A BUSINESSMAN has been remanded in custody for sentence after he was found guilty by a jury of handling stolen mobile telephones. Francis Hanley, of Callery House, Kilcoole, Co Wicklow, is scheduled to be sentenced by Judge Kieran O'Connor next Friday.
Hanley was convicted unanimously by Dublin Circuit Criminal Court of handling three mobile phones at Callery House on July 4th, 1995, knowing them to have been stolen. The jury also found him guilty by a 10-2 majority of handling a stolen CD player.
Det Insp Eamonn O'Reilly told Mr, Maurice Gaffney SC, prosecuting, that the stolen goods were found at Callery House during a Garda search on July 4th, 1995. Three stolen mobile phones were found in Hanley's briefcase.
Hanley told the court he was mystified how stolen mobile phones and a CD player discovered by gardai came to be on his property. The Garda evidence was not correct, he alleged.

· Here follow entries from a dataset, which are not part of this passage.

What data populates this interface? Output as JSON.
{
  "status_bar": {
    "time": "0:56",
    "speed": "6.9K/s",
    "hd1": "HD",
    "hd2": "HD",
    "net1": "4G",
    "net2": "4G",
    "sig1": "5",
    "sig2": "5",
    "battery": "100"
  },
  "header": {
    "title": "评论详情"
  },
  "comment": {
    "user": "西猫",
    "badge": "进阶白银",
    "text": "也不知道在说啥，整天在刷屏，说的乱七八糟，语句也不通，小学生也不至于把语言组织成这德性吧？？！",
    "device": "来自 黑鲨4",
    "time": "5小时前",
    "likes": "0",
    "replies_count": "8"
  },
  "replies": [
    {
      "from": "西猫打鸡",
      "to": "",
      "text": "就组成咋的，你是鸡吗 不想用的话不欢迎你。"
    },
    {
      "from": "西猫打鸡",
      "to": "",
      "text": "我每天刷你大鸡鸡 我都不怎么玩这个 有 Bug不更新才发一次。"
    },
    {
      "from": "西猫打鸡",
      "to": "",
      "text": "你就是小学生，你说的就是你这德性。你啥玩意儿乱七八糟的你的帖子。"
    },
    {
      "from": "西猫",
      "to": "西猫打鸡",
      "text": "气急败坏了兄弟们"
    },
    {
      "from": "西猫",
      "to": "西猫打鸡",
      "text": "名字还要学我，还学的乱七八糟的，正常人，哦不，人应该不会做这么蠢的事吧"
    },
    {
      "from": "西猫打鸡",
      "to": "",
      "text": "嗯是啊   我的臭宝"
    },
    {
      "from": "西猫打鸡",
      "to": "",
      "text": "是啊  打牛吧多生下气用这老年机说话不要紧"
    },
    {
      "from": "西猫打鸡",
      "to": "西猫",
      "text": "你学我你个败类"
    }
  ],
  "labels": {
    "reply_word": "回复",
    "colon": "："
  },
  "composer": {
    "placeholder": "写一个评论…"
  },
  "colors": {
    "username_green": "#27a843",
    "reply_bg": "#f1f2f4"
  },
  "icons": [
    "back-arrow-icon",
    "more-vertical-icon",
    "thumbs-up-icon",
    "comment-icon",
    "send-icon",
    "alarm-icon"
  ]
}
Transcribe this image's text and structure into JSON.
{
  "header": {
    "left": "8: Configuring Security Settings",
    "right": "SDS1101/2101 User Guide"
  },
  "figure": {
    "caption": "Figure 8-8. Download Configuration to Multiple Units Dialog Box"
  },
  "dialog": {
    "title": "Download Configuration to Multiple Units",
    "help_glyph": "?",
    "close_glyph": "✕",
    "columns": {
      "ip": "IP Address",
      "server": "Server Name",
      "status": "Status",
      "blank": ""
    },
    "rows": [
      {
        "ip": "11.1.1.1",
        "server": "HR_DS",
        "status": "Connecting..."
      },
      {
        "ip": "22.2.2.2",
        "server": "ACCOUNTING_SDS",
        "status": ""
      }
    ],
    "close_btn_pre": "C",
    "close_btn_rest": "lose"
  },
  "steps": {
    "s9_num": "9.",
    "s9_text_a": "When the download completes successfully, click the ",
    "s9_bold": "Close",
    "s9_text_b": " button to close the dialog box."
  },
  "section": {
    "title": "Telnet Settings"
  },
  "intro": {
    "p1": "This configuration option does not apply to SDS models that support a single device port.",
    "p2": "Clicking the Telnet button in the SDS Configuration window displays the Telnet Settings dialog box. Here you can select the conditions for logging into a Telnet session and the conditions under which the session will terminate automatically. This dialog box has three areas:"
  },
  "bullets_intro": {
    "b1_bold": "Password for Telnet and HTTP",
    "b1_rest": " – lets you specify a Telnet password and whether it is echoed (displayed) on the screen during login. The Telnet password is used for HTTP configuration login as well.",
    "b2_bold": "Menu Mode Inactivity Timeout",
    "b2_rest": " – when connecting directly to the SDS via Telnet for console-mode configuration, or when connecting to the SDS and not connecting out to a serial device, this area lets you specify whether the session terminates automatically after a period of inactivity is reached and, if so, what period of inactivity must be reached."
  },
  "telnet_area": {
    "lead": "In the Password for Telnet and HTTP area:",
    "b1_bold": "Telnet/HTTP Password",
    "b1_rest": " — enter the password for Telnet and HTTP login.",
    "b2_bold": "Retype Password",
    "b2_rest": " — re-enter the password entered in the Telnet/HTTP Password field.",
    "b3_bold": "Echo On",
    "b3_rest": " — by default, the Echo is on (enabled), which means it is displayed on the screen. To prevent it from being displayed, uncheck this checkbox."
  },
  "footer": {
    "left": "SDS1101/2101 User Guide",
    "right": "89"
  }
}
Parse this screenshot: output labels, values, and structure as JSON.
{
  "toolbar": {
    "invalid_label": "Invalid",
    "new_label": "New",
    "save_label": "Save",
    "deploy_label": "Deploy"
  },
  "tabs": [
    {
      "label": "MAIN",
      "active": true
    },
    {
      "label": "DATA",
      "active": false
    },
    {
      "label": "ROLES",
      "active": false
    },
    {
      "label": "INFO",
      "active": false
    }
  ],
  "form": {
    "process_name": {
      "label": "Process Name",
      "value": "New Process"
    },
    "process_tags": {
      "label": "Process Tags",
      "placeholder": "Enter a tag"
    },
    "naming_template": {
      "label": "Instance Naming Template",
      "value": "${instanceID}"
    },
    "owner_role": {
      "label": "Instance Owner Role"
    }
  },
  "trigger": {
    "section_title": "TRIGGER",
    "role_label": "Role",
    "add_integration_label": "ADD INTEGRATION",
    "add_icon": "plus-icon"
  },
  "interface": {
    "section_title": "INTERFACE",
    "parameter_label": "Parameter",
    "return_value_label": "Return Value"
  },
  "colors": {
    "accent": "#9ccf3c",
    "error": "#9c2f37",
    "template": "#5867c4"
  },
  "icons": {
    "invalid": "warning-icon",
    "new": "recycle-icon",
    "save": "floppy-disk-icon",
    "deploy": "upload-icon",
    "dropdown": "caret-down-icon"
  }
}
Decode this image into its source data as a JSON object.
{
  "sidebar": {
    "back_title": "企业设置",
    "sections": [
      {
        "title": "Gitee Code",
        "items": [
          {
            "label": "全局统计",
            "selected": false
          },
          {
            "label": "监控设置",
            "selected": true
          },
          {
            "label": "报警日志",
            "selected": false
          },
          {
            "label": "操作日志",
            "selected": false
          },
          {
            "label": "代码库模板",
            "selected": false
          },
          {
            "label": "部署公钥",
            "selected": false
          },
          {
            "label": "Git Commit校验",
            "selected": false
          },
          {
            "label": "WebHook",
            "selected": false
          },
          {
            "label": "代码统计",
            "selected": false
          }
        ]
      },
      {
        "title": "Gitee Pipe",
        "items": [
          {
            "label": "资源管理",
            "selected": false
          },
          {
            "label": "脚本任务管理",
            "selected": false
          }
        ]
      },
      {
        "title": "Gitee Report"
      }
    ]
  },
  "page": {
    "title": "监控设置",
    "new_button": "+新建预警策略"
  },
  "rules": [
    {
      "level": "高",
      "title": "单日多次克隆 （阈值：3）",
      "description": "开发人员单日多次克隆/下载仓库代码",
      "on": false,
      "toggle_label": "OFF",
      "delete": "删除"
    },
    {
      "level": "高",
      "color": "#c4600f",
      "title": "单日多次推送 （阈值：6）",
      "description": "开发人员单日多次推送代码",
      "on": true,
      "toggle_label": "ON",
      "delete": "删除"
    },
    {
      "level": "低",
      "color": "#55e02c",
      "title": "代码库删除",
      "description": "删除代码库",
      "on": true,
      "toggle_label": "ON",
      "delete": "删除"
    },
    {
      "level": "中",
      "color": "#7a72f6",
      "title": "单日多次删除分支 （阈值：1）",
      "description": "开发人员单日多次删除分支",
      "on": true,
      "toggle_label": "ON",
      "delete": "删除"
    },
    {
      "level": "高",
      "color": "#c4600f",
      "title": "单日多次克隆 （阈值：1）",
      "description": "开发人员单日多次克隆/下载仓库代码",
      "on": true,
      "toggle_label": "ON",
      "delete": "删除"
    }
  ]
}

Replying to his counsel, Mr Patrick Gageby SC, he said Garda evidence of finding three stolen phones in his briefcase was incorrect. The briefcase zippers were broken and he had one of his own phones which was not working properly in it.
Gardai removed this and a second phone from the briefcase and confiscated a third he took from his back pocket. He had not seen his two phones since and two others had been produced in their place to the court.
He said that a few weeks after the Garda raid he met a man called "Brian Gibson". This "Mr Gibson" said he had left the phones in Callery House and was sorry he had not moved them before gardai arrived.
He said he had tried to get "Mr Gibson" to go to the District Court to explain this but he was unco operative. He agreed with Mr Gaffney that no attempt had been made to subpoena "Mr Gibson".